AOPA’S You Can Fly Program Celebrates 200th Flying Club

The Aircraft Owners and Pilots Association’s You Can Fly program recently celebrated its 200th flying club formed since its inception.

AOPA recognized members of the Lake Shelbyville Flying Club from Shelby County, Illinois during an annual Pilot Town Hall presentation at EAA AirVenture in Oshkosh.

Shelby County Airport manager Scott Jefson said the pace of the club’s growth, which now has 10 members, is in part thanks to the assistance of the AOPA You Can Fly Flying Clubs initiative. “We called Steve after our first meeting in January, by the second meeting we were rocking and rolling, and things just [fell] into place.”

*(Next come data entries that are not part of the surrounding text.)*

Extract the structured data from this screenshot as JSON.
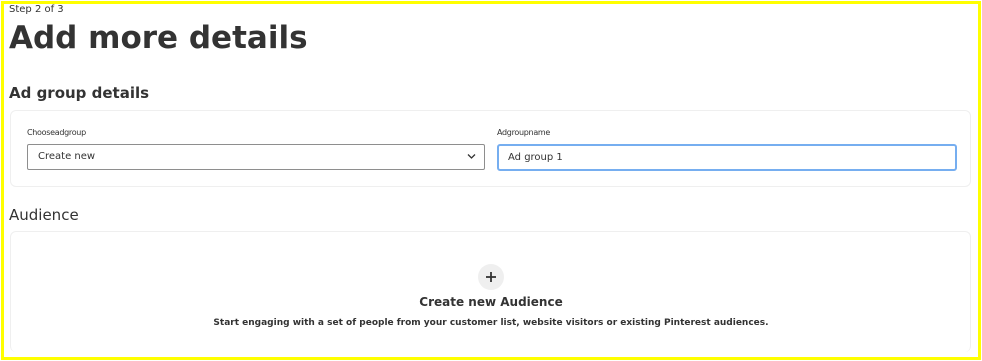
{
  "header": {
    "step": "Step 2 of 3",
    "title": "Add more details"
  },
  "ad_group": {
    "heading": "Ad group details",
    "choose_label": "Chooseadgroup",
    "choose_value": "Create new",
    "name_label": "Adgroupname",
    "name_value": "Ad group 1"
  },
  "audience": {
    "heading": "Audience",
    "create_title": "Create new Audience",
    "create_description": "Start engaging with a set of people from your customer list, website visitors or existing Pinterest audiences."
  },
  "colors": {
    "highlight_border": "#ffff00",
    "focus_border": "#76aef0",
    "text": "#333333"
  }
}
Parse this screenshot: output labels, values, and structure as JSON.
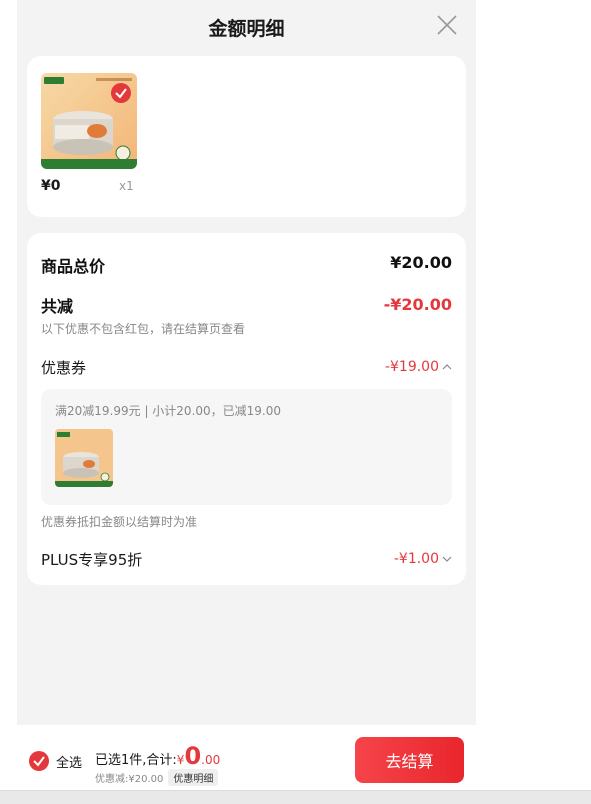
{
  "header": {
    "title": "金额明细"
  },
  "product": {
    "price": "¥0",
    "qty": "x1"
  },
  "summary": {
    "total_label": "商品总价",
    "total_value": "¥20.00",
    "reduce_label": "共减",
    "reduce_value": "-¥20.00",
    "reduce_note": "以下优惠不包含红包，请在结算页查看"
  },
  "coupon": {
    "label": "优惠券",
    "value": "-¥19.00",
    "desc": "满20减19.99元 | 小计20.00，已减19.00",
    "note": "优惠券抵扣金额以结算时为准"
  },
  "plus": {
    "label": "PLUS专享95折",
    "value": "-¥1.00"
  },
  "footer": {
    "select_all": "全选",
    "selected_text": "已选1件,合计:",
    "currency": "¥",
    "amount_int": "0",
    "amount_dec": ".00",
    "discount_text": "优惠减:¥20.00",
    "detail_chip": "优惠明细",
    "checkout": "去结算"
  },
  "colors": {
    "accent": "#e4393c",
    "background": "#f3f3f3"
  }
}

The club is leasing a Cessna 172, which Jefson found at an estate sale, cleaned up, and flew back to the airport. After cleaning the heavy mold from the aircraft, Jefson got the aircraft airworthy, and it took its first flight with a club member May 7.

Ironically (or not) Jefson is not a member of the club he initiated. As the airport manager, he says he has too much going on to join but was—and is—the cog that brought it all together. Area pilots would come to his offices asking about rentals and always suggesting the possibility of forming a club to help with expenses and have an aircraft readily available.

“I realized all these people had one thing in common—me. So, I gave them all the names of people who were asking about a club, and they all reached out to one another,” he said. “I have helped them come together, but they run it on their own.”

“Having the support of the airport manager is essential,” said Bateman. “Most operators are delighted that a new aviation organization will be based at their airport, as it will likely generate fuel sales and support airport business—but the operator has to balance use and operations on the airport and has the obligation of ensuring that all tenants play well together and that none are afforded special or exclusive rights.”

AOPA advises all newly forming clubs to have a discussion with their airport managers early in the formation process about their plans. Establishing a good working relationship and having airport managers’ support is important and, more often than not, they open up doors and provide unexpected resources. Examples of these resources are free use of airport boardrooms for club meetings, fuel/hangar/tiedown discounts, aircraft on the field available for sale or lease, and finally, potential members, who often include the airport manager themselves.

Jefson was happy that the Lake Shelbyville Flying Club came together. “We now have 10 people who were not flying who are now flying.”